Author of brilliant pass that paved way to '09 title

"He Didn't Just Blast It"

 

It was probably the greatest pass in the long history of Boston University Hockey. Surely, there was never a pass from one Terrier to another with so much on the line – a dream season, a national championship slipping away, just seconds remaining for someone to somehow conjure up some kind of a miracle.

 

The puck comes to Matt Gilroy, the captain of the 2008-09 Terriers, named that year’s Hobey Baker winner just days before. The University of Miami leads 3-2. Gilroy is in the left faceoff circle. He raises his stick, seemingly in preparation to do what most players would do in that situation: fire it at the net.

Instead, as a Miami player slides to block his shot, the right-hand shot Gilroy pulls to puck to his backhand, then slides it back across the slot. To the other faceoff circle. Where Nick Bonino is waiting. And Bonino has his stick cocked, ready to fire the puck himself. Except that Bonino, unlike Gilroy, is looking at a wide open net.

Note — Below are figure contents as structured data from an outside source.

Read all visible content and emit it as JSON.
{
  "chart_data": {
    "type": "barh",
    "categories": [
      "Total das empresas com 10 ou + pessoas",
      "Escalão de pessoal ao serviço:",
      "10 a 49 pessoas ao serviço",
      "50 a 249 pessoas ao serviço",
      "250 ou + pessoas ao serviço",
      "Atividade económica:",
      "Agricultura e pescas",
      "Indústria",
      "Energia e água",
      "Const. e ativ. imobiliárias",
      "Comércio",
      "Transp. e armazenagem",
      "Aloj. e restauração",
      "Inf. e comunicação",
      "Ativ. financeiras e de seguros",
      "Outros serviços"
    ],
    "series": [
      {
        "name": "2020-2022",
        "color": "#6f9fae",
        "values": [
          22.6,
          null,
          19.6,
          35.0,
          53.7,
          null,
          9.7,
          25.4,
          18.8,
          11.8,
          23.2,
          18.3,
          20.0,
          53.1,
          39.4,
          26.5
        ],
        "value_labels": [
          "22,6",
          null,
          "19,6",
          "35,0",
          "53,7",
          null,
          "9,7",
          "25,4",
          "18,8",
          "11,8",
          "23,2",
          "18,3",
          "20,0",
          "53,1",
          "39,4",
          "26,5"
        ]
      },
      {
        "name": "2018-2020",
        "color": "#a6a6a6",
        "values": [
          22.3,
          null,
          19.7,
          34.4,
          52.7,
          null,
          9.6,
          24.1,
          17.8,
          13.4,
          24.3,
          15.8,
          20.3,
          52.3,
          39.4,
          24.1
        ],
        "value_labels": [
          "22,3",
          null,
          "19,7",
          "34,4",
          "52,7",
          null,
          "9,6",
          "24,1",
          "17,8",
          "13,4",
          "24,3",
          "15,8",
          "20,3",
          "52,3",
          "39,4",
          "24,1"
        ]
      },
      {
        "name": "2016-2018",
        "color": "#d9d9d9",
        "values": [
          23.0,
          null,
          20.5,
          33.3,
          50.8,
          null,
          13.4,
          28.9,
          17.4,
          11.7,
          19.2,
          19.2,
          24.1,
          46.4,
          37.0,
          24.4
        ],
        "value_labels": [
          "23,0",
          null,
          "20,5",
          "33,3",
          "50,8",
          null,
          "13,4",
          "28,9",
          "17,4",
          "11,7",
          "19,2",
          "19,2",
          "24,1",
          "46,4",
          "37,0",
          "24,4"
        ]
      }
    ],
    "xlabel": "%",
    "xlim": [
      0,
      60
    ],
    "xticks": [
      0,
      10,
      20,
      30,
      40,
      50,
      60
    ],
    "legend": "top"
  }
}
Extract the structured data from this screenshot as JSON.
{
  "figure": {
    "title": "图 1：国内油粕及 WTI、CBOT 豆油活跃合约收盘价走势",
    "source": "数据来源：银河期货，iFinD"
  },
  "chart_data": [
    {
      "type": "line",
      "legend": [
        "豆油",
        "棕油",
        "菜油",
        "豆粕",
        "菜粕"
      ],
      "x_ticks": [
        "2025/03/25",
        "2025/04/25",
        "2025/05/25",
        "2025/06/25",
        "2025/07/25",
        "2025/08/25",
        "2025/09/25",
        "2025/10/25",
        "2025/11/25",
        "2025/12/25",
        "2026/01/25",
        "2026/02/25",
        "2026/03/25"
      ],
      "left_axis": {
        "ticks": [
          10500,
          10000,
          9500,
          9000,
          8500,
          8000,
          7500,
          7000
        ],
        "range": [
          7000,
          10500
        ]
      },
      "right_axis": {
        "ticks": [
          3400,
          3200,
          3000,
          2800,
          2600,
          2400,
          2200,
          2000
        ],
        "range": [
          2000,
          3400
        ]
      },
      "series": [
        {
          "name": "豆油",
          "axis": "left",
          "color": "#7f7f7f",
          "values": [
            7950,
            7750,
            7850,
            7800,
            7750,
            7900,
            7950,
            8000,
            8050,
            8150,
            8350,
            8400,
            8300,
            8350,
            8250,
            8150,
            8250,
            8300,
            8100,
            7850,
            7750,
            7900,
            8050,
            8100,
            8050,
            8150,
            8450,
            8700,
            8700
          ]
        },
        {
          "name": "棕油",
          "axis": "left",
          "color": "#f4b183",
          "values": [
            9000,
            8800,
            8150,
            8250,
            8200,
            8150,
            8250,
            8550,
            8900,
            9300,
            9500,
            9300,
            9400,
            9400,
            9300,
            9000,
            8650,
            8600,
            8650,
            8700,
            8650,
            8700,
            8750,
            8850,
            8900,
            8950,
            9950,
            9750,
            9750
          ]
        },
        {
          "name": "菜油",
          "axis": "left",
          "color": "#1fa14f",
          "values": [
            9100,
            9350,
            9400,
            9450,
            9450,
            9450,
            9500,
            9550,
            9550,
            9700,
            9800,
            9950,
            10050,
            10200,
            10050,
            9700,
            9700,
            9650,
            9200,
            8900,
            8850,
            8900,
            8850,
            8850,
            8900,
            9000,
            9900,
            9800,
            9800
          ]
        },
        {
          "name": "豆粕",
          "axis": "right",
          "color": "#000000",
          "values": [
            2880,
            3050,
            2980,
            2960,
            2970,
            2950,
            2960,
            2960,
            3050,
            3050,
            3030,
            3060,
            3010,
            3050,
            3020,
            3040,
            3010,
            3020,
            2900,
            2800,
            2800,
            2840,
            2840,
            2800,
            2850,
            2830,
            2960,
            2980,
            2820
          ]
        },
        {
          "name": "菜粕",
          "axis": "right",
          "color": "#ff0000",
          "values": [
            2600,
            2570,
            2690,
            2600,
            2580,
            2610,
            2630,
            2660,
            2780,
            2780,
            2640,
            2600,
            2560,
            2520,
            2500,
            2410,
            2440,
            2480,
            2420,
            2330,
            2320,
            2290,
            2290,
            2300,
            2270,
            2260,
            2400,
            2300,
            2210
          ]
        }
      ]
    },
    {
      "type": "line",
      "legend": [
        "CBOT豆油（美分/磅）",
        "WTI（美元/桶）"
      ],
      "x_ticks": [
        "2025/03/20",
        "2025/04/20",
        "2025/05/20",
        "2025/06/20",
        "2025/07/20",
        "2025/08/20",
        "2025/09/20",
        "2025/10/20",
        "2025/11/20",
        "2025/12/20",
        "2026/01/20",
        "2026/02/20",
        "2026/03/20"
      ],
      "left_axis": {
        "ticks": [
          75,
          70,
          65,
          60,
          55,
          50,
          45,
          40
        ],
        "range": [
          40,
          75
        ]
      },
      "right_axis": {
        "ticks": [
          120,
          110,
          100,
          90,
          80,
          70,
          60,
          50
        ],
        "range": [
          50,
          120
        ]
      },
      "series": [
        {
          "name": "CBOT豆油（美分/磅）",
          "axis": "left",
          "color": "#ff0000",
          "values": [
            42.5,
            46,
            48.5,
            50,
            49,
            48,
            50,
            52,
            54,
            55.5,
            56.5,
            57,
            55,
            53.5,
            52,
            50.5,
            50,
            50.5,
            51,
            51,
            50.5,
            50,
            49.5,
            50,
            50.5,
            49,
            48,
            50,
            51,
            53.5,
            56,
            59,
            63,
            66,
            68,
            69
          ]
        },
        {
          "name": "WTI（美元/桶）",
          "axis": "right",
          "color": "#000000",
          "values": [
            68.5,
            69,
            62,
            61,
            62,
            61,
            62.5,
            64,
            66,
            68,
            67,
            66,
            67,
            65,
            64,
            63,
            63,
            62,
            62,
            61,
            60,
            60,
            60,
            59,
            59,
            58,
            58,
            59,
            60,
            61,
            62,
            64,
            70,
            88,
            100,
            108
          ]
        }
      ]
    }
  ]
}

“Score! Unbelievable!” announcer Gary Thorne screamed on the broadcast. “Boston University has scored two goals in the last minute and has tied this game!”

It was left to color man Barry Melrose to pinpoint the brilliance of Gilroy’s play. “BU’s talent showed right there. They didn’t panic with the puck. They made great decisions. They didn’t just shoot it. Great back door play right there. Most players in the slot right there – Gilroy got it – most guys would have just blasted it. But Matt Gilroy makes a beautiful pass over to Bonino. That’s what talent gives you, man. Great, great goal.”

 

You know the rest of the story. Overtime, Colby Cohen, one of the most exciting Frozen Four finals ever, BU’s fifth national championship.

For Gilroy, a Long Island native, what followed that game was his childhood dream. Signing a pro contract with the Rangers. A solid five-season career in the NHL, and five more in Europe, four of those in the KHL, and a final crowning achievement serving as an alternate captain with the 2018 US Olympic team.

“It was great playing in the NHL, and in my hometown New York. Getting to see the world, travel the world, seeing different countries, cultures. And then, at the end, when I made the Olympic team and get to be captain, that was pretty special. That was a great way to end my career,” he said.

These days you can find Gilroy in Plymouth, Mich., helping develop future American talent (and some future Terriers, too) as an assistant coach with the USA National Team Development Program. He had retired in 2019 and had been looking to get into coaching, but had been tied to Los Angeles, where his wife, Jenny Taft – also a BU grad – was starring as a sideline reporter and studio host for Fox Sports.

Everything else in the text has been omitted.